When a conversation exceeds a model's context window, KairosRoute applies middle-out truncation instead of returning an error. System messages and recent messages are preserved; older middle messages are dropped with a truncation notice.

Behavior

Auto-enabled for models with ≤ 8K context windows.

Opt-in for larger models via header: X-KairosRoute-Compress: true

When compression occurs, response includes X-KairosRoute-Compressed: true and X-KairosRoute-Messages-Dropped: N headers.

Preservation priority: System messages → last 2 messages (current turn) → first message (context setup) → recent messages (newest first) → older messages (dropped).

Bypass the classifier

kr-auto runs a task classifier on every request to pick the cheapest model that clears the per-task quality bar. If you'd rather route deterministically on your own guardrails, you can turn it off — per key, or per request.

How it works

Per key: toggle Run kr-auto classifier off in the API key settings on the dashboard.

Per request: send the header X-KR-Classifier: off. Use on to force it back on for a single call.
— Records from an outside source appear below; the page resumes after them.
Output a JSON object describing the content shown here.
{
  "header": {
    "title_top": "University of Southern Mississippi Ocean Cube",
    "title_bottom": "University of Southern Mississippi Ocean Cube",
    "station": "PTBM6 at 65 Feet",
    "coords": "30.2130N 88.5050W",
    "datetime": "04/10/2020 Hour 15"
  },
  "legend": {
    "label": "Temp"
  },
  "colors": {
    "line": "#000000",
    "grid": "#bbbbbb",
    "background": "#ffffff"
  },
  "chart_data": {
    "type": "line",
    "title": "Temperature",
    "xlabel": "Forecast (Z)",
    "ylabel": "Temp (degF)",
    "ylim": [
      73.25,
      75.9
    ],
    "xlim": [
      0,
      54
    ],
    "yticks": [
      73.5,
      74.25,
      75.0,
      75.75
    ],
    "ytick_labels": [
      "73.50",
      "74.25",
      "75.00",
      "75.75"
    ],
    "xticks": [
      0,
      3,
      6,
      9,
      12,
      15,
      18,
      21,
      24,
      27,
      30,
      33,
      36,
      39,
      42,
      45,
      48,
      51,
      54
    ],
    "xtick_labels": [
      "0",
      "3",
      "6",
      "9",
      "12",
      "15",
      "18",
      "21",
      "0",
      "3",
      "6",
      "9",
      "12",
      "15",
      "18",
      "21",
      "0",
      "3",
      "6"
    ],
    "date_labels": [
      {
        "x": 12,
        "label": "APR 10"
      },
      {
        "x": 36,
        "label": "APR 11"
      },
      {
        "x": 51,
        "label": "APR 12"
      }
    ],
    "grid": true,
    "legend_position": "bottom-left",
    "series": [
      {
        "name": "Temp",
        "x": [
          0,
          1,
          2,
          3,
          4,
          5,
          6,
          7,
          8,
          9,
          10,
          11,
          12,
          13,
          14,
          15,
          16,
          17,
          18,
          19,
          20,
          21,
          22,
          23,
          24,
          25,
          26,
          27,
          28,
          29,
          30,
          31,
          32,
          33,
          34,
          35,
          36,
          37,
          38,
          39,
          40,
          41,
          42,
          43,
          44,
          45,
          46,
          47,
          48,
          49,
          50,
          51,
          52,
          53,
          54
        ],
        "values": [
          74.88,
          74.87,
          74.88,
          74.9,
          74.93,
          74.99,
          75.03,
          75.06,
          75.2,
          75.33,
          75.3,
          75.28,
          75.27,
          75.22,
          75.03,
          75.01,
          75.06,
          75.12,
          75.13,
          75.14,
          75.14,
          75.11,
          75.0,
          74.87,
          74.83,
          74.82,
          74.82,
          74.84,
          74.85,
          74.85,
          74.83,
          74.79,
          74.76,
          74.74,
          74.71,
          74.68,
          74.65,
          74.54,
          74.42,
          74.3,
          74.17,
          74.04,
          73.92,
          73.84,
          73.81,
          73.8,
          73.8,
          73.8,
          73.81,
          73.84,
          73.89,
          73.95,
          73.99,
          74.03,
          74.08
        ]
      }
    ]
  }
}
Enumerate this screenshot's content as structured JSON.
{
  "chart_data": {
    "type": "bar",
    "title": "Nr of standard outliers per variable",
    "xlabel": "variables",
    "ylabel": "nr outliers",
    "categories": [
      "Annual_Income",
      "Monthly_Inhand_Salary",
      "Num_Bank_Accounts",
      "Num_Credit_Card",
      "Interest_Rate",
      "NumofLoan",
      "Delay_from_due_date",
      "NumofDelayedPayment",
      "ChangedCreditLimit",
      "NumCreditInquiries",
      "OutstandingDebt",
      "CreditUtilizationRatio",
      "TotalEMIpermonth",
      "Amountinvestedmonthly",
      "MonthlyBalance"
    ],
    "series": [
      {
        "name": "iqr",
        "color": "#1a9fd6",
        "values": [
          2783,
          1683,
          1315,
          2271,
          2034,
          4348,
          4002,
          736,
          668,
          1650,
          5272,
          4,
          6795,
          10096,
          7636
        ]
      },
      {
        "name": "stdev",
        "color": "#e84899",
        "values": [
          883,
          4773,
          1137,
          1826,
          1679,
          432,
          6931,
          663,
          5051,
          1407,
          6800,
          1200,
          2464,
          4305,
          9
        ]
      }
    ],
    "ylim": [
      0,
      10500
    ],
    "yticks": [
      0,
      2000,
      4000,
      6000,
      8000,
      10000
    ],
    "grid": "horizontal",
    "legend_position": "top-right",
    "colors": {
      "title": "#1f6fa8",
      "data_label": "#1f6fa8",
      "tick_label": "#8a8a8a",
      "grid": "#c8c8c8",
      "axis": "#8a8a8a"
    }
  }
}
When bypassed, the gateway routes to the cheapest active model that clears your minQualityThreshold (default 0.7), respects allowedProviders / excludedProviders, and stays under maxCostPerRequestUsd.

No category-based capability filter is applied — every chat-capable model qualifies. Set a higher minQualityThreshold if you want to keep the floor.

When to use it: you trust your own min-quality + provider lists more than the classifier; you want fully deterministic routing across similar prompts; you have a workload that doesnt fit the 6-category taxonomy.